Authors: Cloud Security Alliance AI Safety Initiative
Published: 2026-06-09

Categories: AI Security, Vulnerability Management, Offensive Security

AI Finds 21 FFmpeg Zero-Days for $1,000

Key Takeaways

Depthfirst, a security startup, used an autonomous AI agent built on commercially available Claude models to discover 21 previously unknown vulnerabilities in FFmpeg for approximately $1,000 in compute costs — roughly one-tenth the cost reported for comparable work by Anthropic’s proprietary Mythos model [1][2].
Several of the discovered bugs had been dormant for 15 to 23 years despite decades of continuous fuzzing and expert manual auditing by the security community [1].
AI-driven vulnerability discovery has crossed from research demonstration to commodity capability: multiple independent systems — Google’s Big Sleep, AISLE, TrendAI’s ÆSIR, and now Depthfirst — are producing CVE-grade findings in production software at costs that were previously associated with a single day of consultant time [3][4][5][6].
The economic bottleneck has inverted. Finding vulnerabilities is no longer the hard part. Triaging reports, shipping patches, and deploying fixes remains as slow as it has ever been, and AI-accelerated discovery is widening the window between identification and remediation [2].
State-sponsored threat actors have developed AI-generated zero-day exploits for active operations, with Google’s Threat Intelligence Group documenting the first confirmed AI-generated zero-day exploit staged for deployment in a planned intrusion campaign in May 2026 — disrupted by GTIG before mass exploitation could occur [9].
Organizations relying on traditional patch cycle timelines — weekly or monthly — now face a structural mismatch with AI-accelerated discovery rates that has no near-term resolution.

Background

FFmpeg is among the most broadly deployed pieces of software that most users have never heard of. It is a free, open-source multimedia framework used to encode, decode, transcode, and stream audio and video, and it is embedded in every major web browser, in the infrastructure powering streaming platforms, in video conferencing clients, in content delivery networks, and in countless enterprise and consumer applications. Because it routinely parses complex, untrusted media inputs — streams from unknown sources, files of uncertain provenance — its parser and demuxer code represents a natural attack surface for zero-click exploitation. A memory corruption vulnerability in FFmpeg’s parsing logic, reachable through a maliciously crafted media file or RTSP stream, can enable remote code execution without any user interaction beyond opening the stream.

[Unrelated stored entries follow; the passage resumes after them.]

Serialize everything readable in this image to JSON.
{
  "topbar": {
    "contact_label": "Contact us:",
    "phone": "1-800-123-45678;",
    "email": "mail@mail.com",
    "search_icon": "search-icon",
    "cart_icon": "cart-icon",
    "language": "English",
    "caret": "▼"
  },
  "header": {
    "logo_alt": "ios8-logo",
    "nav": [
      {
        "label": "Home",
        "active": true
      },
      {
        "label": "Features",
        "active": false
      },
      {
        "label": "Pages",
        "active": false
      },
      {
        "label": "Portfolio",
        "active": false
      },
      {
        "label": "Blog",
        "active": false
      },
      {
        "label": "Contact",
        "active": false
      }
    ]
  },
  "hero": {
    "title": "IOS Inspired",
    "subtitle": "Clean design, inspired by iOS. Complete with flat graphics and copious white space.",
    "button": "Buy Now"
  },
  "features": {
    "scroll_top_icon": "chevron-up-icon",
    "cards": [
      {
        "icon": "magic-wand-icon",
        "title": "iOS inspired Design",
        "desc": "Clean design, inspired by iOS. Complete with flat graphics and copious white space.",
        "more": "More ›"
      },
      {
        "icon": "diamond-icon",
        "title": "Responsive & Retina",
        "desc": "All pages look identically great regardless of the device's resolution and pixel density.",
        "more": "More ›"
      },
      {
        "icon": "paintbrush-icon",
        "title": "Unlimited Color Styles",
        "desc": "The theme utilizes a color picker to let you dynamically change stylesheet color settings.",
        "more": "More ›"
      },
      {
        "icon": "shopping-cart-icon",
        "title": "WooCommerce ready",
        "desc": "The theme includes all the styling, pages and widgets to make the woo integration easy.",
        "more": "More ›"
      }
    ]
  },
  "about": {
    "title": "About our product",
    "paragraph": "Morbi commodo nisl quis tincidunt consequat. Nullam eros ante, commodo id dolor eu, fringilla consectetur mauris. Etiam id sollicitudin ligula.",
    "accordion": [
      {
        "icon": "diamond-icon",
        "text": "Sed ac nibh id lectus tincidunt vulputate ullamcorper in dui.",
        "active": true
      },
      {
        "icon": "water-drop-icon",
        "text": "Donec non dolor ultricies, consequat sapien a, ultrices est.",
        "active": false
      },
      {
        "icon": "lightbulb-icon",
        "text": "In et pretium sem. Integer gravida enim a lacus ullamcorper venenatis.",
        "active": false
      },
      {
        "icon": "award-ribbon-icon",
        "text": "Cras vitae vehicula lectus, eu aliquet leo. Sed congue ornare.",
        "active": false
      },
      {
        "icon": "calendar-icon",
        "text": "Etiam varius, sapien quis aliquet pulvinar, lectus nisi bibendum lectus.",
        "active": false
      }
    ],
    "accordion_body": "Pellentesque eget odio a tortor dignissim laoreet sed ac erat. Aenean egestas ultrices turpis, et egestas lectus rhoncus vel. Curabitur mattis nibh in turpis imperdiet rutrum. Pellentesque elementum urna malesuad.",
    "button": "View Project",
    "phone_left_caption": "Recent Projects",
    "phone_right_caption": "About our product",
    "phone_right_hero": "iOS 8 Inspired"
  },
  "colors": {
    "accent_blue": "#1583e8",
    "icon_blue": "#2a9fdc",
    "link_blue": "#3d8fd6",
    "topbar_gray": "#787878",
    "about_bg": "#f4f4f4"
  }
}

For most of the software’s history, finding such vulnerabilities required substantial expert labor. Security researchers spent days or weeks tracing data flows through dense, pointer-heavy C code, developing hypotheses about boundary conditions, and constructing proof-of-concept inputs to confirm exploitation. Even with automated fuzzing tools like AFL and OSS-Fuzz, which have run continuously against FFmpeg for years, a meaningful proportion of memory-safety bugs have remained hidden in parsing paths that structured fuzz inputs rarely traverse. The economics of this process historically placed serious vulnerability research out of reach for most organizations. Industry estimates placed the cost of finding a single memory-safety vulnerability through expert manual review in the range of thousands of dollars, with some zero-days in hardened codebases commanding six-figure prices on exploit markets [9].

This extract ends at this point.